The combinatorial possibilities of the Big Brother model and all other reality shows and even talent shows seem to have run out. There have been attempts at radical regeneration that weren’t even built along a social commitment, an awareness (who would have thought). In May 2007, Dutch public broadcaster BNN announced The Big Donor Show. In it, a middle-aged woman afflicted with a terminal brain tumor agrees to donate her kidney to a recipient among three candidates who must compete with each other. The donor can evaluate his qualifications, listen to testimonies of his family and friends, etc. had to. and in turn, viewers can help make decisions based on votes sent via SMS.

The case sparked a fierce political debate over the ethical limits of television, but audiences rallied around the premiere. At the end of the broadcast, the chain was informed that the patient was indeed a healthy actress and that the kidney-afflicted contestants really needed a transplant, but were informed that the donor was fake. The purpose of the program was to raise awareness about the drama of the donor shortage. In the days that followed, thousands of new donors filled out forms, and six of them offered to donate a living organ.

It is a controversial and extreme example of fake reality television (English parody or hoax reality show) where the viewers are deceived. Participants can also be misled. Candid camera shows are an extreme precedent in a famous fiction film (The Truman Show), even though there are no contestants or awards. On the other hand, North American television shows The Joe Schmo Show (Spike), My Big Fat Obnoxious Fiance (FOX) and The Assistant (MTV) are examples of this deception. It’s part of the whole story that they don’t realize they’ve been exposed to a TV prank.

In the first season of The Joe Schmo Show in 2003, there was only one innocent who actually thought he was competing for prize money on a show called The Lap of Luxury, Matt Kennedy Gould. The rest of the contestants, no more than ten, were actors, and each followed a script that responded to a human archetype that had been hammered into reality television shows for years. In programmers’ jargon, there would be something like Asshole, Colegui, Gay Boy, the Veteran, the Charlatan Celestina, the Virgin, the Pija Cabrona, and Schemer, in addition to the Flattering Host as the representative. production in competition.
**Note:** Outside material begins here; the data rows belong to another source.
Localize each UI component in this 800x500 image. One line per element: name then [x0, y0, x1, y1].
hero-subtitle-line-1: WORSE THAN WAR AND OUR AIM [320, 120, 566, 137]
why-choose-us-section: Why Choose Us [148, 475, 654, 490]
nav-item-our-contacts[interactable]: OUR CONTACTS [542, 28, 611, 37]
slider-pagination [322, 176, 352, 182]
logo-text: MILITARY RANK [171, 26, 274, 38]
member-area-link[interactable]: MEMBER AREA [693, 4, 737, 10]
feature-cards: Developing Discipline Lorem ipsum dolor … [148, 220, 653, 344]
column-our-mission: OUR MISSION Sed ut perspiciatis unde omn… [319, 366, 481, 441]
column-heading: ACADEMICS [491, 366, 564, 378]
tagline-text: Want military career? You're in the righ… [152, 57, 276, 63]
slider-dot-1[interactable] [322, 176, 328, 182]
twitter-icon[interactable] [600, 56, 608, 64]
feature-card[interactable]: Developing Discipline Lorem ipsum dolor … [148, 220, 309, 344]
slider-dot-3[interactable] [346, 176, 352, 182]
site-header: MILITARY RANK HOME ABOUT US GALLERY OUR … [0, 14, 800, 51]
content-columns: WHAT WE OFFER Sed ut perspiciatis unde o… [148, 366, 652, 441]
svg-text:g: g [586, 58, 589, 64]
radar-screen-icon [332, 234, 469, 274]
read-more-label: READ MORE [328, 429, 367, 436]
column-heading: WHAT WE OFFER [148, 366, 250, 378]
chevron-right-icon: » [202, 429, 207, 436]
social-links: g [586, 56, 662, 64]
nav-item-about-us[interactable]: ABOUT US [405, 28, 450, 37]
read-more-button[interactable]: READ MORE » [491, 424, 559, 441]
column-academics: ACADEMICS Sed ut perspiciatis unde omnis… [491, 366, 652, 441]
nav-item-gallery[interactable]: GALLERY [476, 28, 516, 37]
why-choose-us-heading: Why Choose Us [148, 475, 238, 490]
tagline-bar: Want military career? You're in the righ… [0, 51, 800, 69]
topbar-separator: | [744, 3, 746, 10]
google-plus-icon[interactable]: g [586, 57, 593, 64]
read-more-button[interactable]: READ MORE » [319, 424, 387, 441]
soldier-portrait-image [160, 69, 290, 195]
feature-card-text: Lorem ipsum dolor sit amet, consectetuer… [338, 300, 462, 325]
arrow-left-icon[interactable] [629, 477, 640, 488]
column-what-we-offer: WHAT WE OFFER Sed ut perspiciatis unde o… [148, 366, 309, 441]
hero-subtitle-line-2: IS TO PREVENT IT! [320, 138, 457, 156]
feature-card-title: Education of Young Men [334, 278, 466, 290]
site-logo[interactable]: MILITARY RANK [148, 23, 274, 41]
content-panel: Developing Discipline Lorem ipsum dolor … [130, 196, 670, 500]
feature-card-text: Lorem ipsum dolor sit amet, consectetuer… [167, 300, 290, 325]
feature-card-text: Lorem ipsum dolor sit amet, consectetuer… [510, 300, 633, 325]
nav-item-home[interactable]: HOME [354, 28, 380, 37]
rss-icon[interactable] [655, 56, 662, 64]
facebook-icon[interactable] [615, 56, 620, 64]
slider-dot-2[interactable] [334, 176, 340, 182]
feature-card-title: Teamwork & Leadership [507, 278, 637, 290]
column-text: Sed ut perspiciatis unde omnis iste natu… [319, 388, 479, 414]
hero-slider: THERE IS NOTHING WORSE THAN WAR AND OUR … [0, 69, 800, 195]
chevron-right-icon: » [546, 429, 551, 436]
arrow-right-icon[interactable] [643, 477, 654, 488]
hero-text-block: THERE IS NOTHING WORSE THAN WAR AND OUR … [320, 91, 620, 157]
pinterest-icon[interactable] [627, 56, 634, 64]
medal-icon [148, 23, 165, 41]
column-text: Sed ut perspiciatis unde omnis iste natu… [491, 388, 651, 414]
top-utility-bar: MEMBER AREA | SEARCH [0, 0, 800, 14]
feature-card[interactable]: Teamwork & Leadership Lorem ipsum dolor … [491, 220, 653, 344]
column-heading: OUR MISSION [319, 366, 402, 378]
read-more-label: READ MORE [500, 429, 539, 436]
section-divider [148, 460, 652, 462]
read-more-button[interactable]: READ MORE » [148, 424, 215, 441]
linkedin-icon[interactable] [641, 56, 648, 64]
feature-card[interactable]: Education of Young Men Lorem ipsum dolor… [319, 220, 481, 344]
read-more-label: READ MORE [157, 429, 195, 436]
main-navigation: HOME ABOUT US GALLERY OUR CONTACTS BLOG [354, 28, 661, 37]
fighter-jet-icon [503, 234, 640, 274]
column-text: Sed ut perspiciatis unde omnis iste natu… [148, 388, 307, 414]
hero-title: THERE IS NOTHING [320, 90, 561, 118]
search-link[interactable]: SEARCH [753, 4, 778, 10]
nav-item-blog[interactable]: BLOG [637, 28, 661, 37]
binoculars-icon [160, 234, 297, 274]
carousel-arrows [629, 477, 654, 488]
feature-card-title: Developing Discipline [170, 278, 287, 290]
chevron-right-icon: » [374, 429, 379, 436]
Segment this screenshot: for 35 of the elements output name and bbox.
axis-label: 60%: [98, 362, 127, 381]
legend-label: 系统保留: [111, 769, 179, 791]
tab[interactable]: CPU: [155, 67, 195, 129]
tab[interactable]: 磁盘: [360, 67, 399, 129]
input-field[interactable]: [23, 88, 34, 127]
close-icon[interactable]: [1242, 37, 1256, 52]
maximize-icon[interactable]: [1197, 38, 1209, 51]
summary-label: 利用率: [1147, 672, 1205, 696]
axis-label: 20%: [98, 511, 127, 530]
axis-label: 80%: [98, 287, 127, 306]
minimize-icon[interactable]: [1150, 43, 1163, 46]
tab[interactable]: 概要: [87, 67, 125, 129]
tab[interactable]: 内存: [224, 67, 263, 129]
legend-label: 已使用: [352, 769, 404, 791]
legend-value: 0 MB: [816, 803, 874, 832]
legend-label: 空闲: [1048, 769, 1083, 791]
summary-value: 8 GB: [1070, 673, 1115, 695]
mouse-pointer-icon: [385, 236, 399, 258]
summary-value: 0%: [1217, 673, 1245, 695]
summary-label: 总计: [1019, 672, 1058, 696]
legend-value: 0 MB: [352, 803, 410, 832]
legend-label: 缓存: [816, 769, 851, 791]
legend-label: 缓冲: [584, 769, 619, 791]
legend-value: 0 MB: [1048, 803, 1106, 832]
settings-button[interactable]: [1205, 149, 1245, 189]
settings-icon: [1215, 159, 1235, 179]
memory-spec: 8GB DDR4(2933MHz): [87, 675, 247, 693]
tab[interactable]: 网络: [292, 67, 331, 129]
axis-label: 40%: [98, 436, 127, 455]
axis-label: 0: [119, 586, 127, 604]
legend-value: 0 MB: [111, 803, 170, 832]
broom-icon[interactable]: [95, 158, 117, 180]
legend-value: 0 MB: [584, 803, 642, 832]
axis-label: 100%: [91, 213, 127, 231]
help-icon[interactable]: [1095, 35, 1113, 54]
While the idea was to expose the linen to heavy pranks or compromising situations, it turned out that Gould greatly empathized with his fake rivals in the competition: after one of them was expelled, he cried inconsolably, wondering if it was worth it in front of the cameras. to nominate one’s own teammates to prison for a financial reward, or to give away winnings from a test (sumo match) to another competitor who was accidentally injured by himself. Fate and character.

chance

Let’s imagine a new reality: the lottery in Babylon. An ego war filled with greed, confusion, noise and anger, victims and victims, but resolved in a completely haphazard and therefore morally blind manner: a wheel of fortune that does not just hand out divine rewards. Let’s imagine the current of sympathy or dislike, and the moral cracks that will arise in the drawing audience, adapted to what we know most delights or infuriates each player. Let’s imagine that the votes do not directly determine the fate of the competitor, as in the issuance now, when the coin (i.e. the list of possible chances) is rotated, as if it were reversed. the fingers of thousands of people shaking the keys of their cell phones. Let’s imagine what emotional abyss the contestants will plunge into, and what abyss of ecstasy or disgust will lead us to the spectators: the heights. So much for the body.

Raúl Rodríguez Ferrándiz is a professor in the Department of Communication and Social Psychology at the University of Alicante.